Yesterday: Pupils inspired by roles in Danny Boyle film
Pupils at a school used in the Danny Boyle and Richard Curtis film Yesterday have spoken of being inspired to take up acting after appearing in the movie.
Classroom scenes with the Downton Abbey actress Lily James were filmed at Ormiston Denes Academy in Lowestoft.
Boyle auditioned pupils at the school to appear in the film and held a master class and workshop.
Pupil Ethan Smith, 16, from Lowestoft, said: "Danny Boyle is an amazing man.

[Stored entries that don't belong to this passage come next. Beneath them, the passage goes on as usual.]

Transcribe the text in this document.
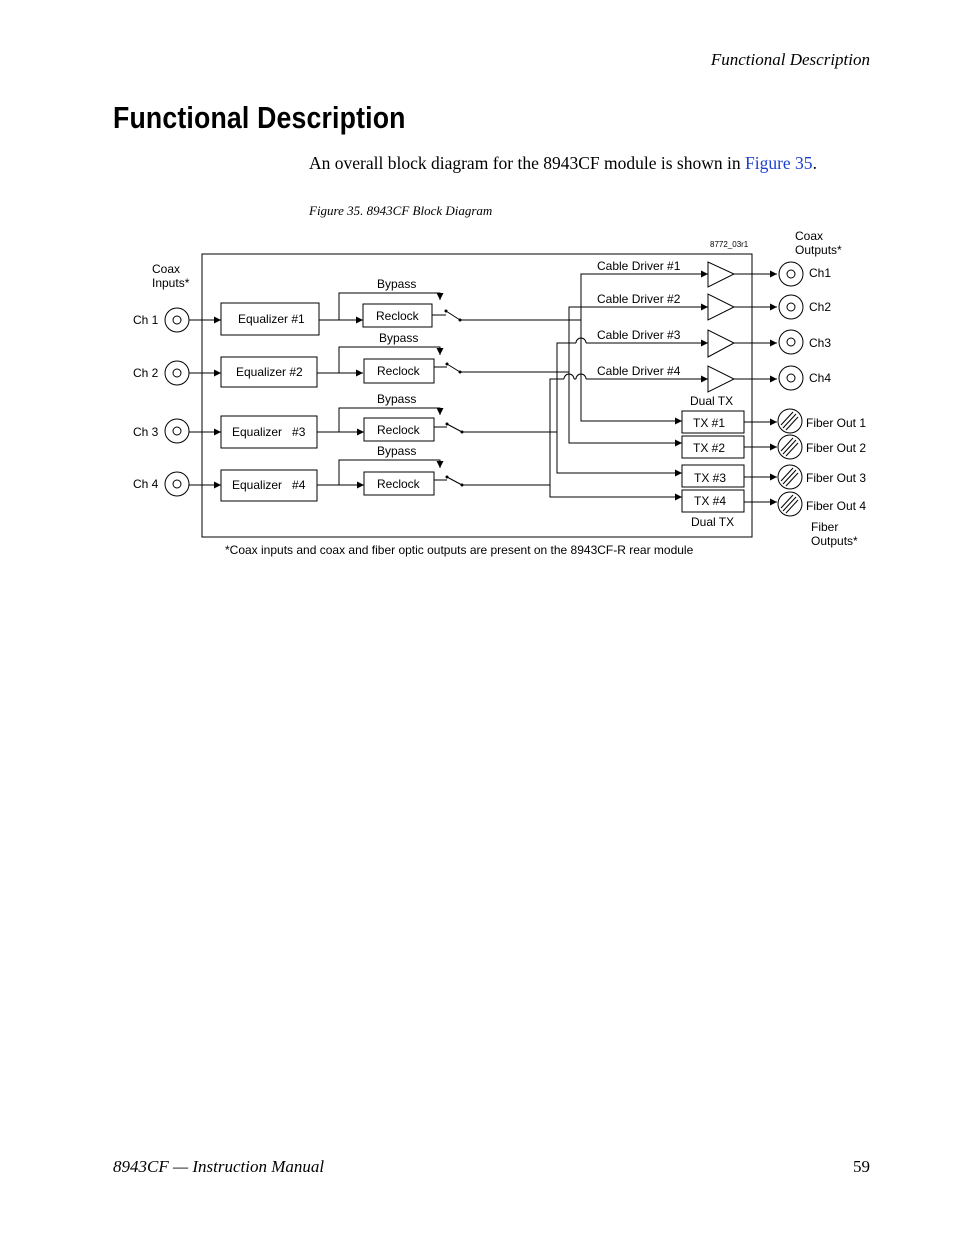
Functional Description
Functional Description

An overall block diagram for the 8943CF module is shown in Figure 35.

Figure 35. 8943CF Block Diagram
8772_03r1
Coax
Inputs*
Coax
Outputs*
Fiber
Outputs*
Ch 1	Equalizer #1
Bypass
Reclock
Ch 2	Equalizer #2
Bypass
Reclock
Ch 3	Equalizer   #3
Bypass
Reclock
Ch 4	Equalizer   #4
Bypass
Reclock
Cable Driver #1
Cable Driver #2
Cable Driver #3
Cable Driver #4
Dual TX
TX #1
TX #2
TX #3
TX #4
Dual TX
Ch1
Ch2
Ch3
Ch4
Fiber Out 1
Fiber Out 2
Fiber Out 3
Fiber Out 4
*Coax inputs and coax and fiber optic outputs are present on the 8943CF-R rear module
8943CF — Instruction Manual	59
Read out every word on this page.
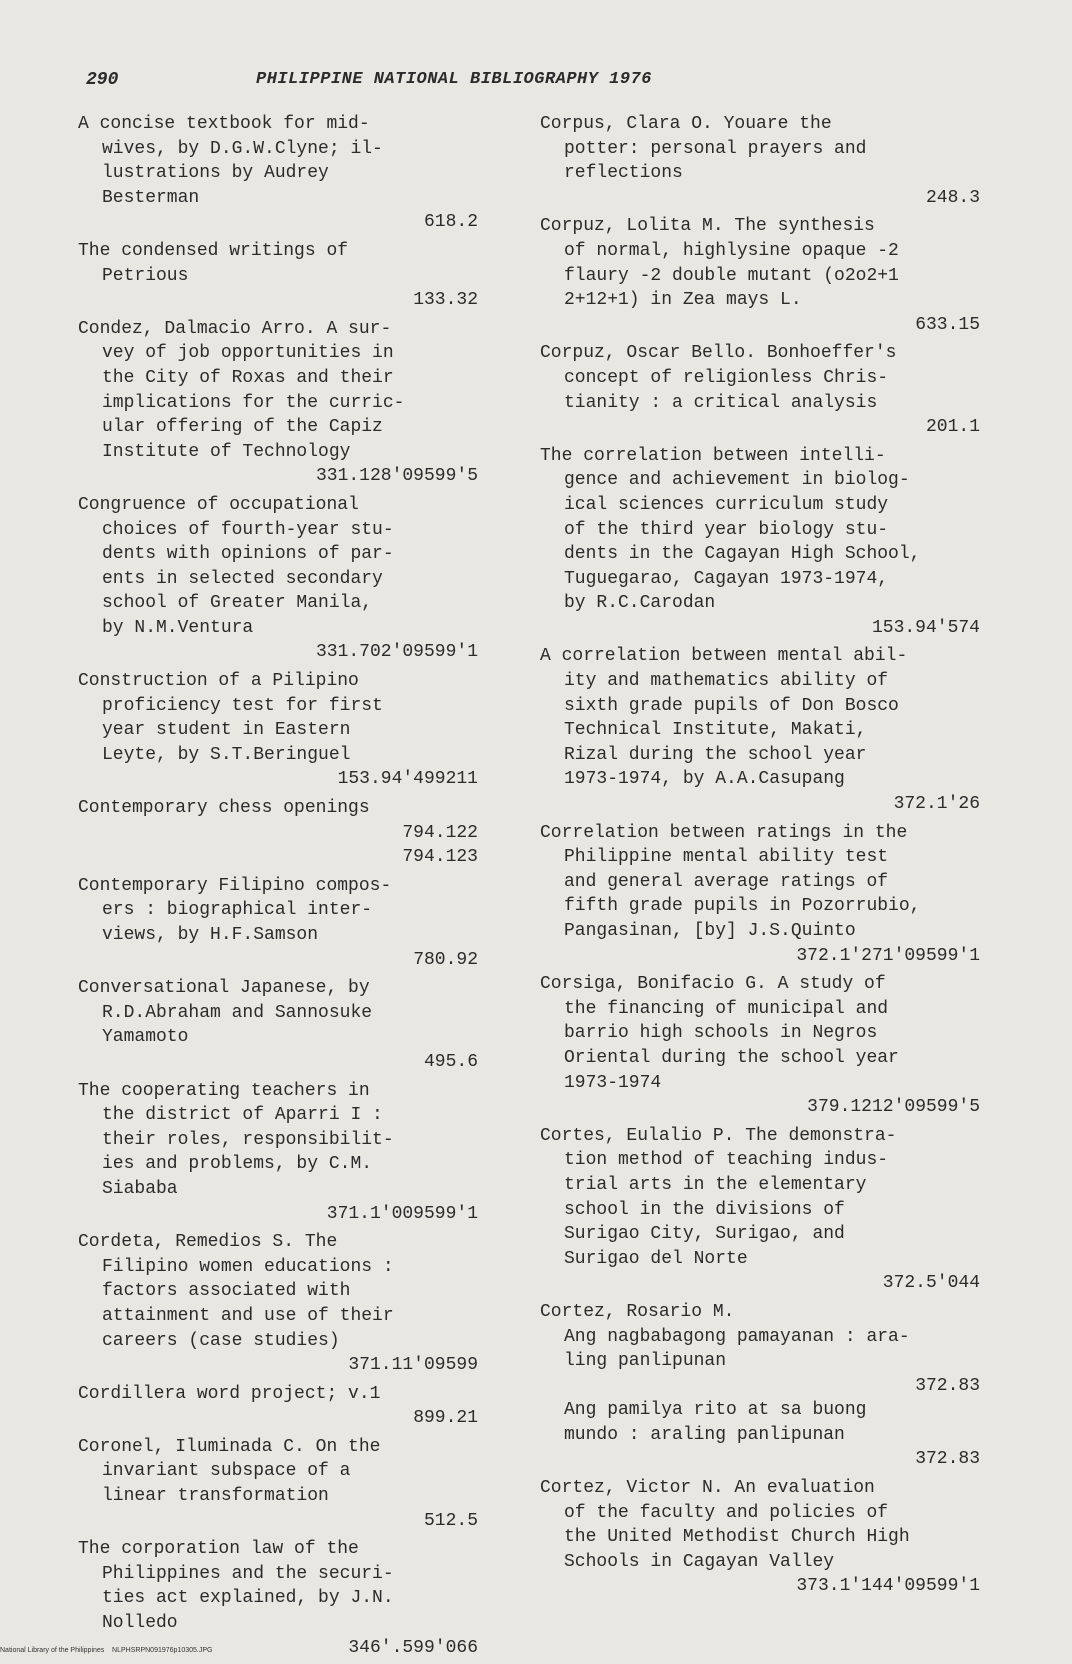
290	PHILIPPINE NATIONAL BIBLIOGRAPHY 1976
A concise textbook for mid-
wives, by D.G.W.Clyne; il-
lustrations by Audrey
Besterman
618.2
The condensed writings of
Petrious
133.32
Condez, Dalmacio Arro. A sur-
vey of job opportunities in
the City of Roxas and their
implications for the curric-
ular offering of the Capiz
Institute of Technology
331.128'09599'5
Congruence of occupational
choices of fourth-year stu-
dents with opinions of par-
ents in selected secondary
school of Greater Manila,
by N.M.Ventura
331.702'09599'1
Construction of a Pilipino
proficiency test for first
year student in Eastern
Leyte, by S.T.Beringuel
153.94'499211
Contemporary chess openings
794.122
794.123
Contemporary Filipino compos-
ers : biographical inter-
views, by H.F.Samson
780.92
Conversational Japanese, by
R.D.Abraham and Sannosuke
Yamamoto
495.6
The cooperating teachers in
the district of Aparri I :
their roles, responsibilit-
ies and problems, by C.M.
Siababa
371.1'009599'1
Cordeta, Remedios S. The
Filipino women educations :
factors associated with
attainment and use of their
careers (case studies)
371.11'09599
Cordillera word project; v.1
899.21
Coronel, Iluminada C. On the
invariant subspace of a
linear transformation
512.5
The corporation law of the
Philippines and the securi-
ties act explained, by J.N.
Nolledo
346'.599'066
Corpus, Clara O. Youare the
potter: personal prayers and
reflections
248.3
Corpuz, Lolita M. The synthesis
of normal, highlysine opaque -2
flaury -2 double mutant (o2o2+1
2+12+1) in Zea mays L.
633.15
Corpuz, Oscar Bello. Bonhoeffer's
concept of religionless Chris-
tianity : a critical analysis
201.1
The correlation between intelli-
gence and achievement in biolog-
ical sciences curriculum study
of the third year biology stu-
dents in the Cagayan High School,
Tuguegarao, Cagayan 1973-1974,
by R.C.Carodan
153.94'574
A correlation between mental abil-
ity and mathematics ability of
sixth grade pupils of Don Bosco
Technical Institute, Makati,
Rizal during the school year
1973-1974, by A.A.Casupang
372.1'26
Correlation between ratings in the
Philippine mental ability test
and general average ratings of
fifth grade pupils in Pozorrubio,
Pangasinan, [by] J.S.Quinto
372.1'271'09599'1
Corsiga, Bonifacio G. A study of
the financing of municipal and
barrio high schools in Negros
Oriental during the school year
1973-1974
379.1212'09599'5
Cortes, Eulalio P. The demonstra-
tion method of teaching indus-
trial arts in the elementary
school in the divisions of
Surigao City, Surigao, and
Surigao del Norte
372.5'044
Cortez, Rosario M.
Ang nagbabagong pamayanan : ara-
ling panlipunan
372.83
Ang pamilya rito at sa buong
mundo : araling panlipunan
372.83
Cortez, Victor N. An evaluation
of the faculty and policies of
the United Methodist Church High
Schools in Cagayan Valley
373.1'144'09599'1
National Library of the Philippines    NLPHSRPN091976p10305.JPG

He spent a lot of time helping us."
Ethan successfully auditioned in front of Boyle for a part and said he had been "massively inspired" to study acting at college.
"You hear so much about celebrities and never get to speak to them and they came and talked to us and told us about the different routes to a career in acting," he said.
Another pupil who starred in the Beatles-inspired film, Daisy Parr, 15, also from Lowestoft, said she was also thinking of acting as a career after featuring in the movie.
"Seeing the filming process was really eye-opening, how the same scene is film from many different angles," she said.
The movie was also filmed on Gorleston beach in Norfolk, Halesworth in Suffolk and Clacton-on-Sea in Essex.
The school pupils will be attending the East Coast Cinema in Lowestoft on 28 June for a red carpet showing of the film on the day it is officially released.
Downton Abbey actress Lily James spent a number of days at the school earlier in the year, researching her part as a teacher.
Hannah Morris, head of performing arts at the school, said: "Both students and staff have been hugely excited and inspired by the opportunity to see the work of two of the greats of British cinema close at hand."
She said she thought James would make a "wonderful" teacher in real life.
The film will also have a special showing in July at Latitude Festival at Henham Park, near Southwold with writer Curtis and Himesh Patel, the star of the film, taking questions from the audience.
Curtis said: "Yesterday was written in Suffolk, set in Suffolk, and begins and ends at Latitude. I've rarely missed a Latitude since it first began, and so I'm overjoyed to be bringing it home."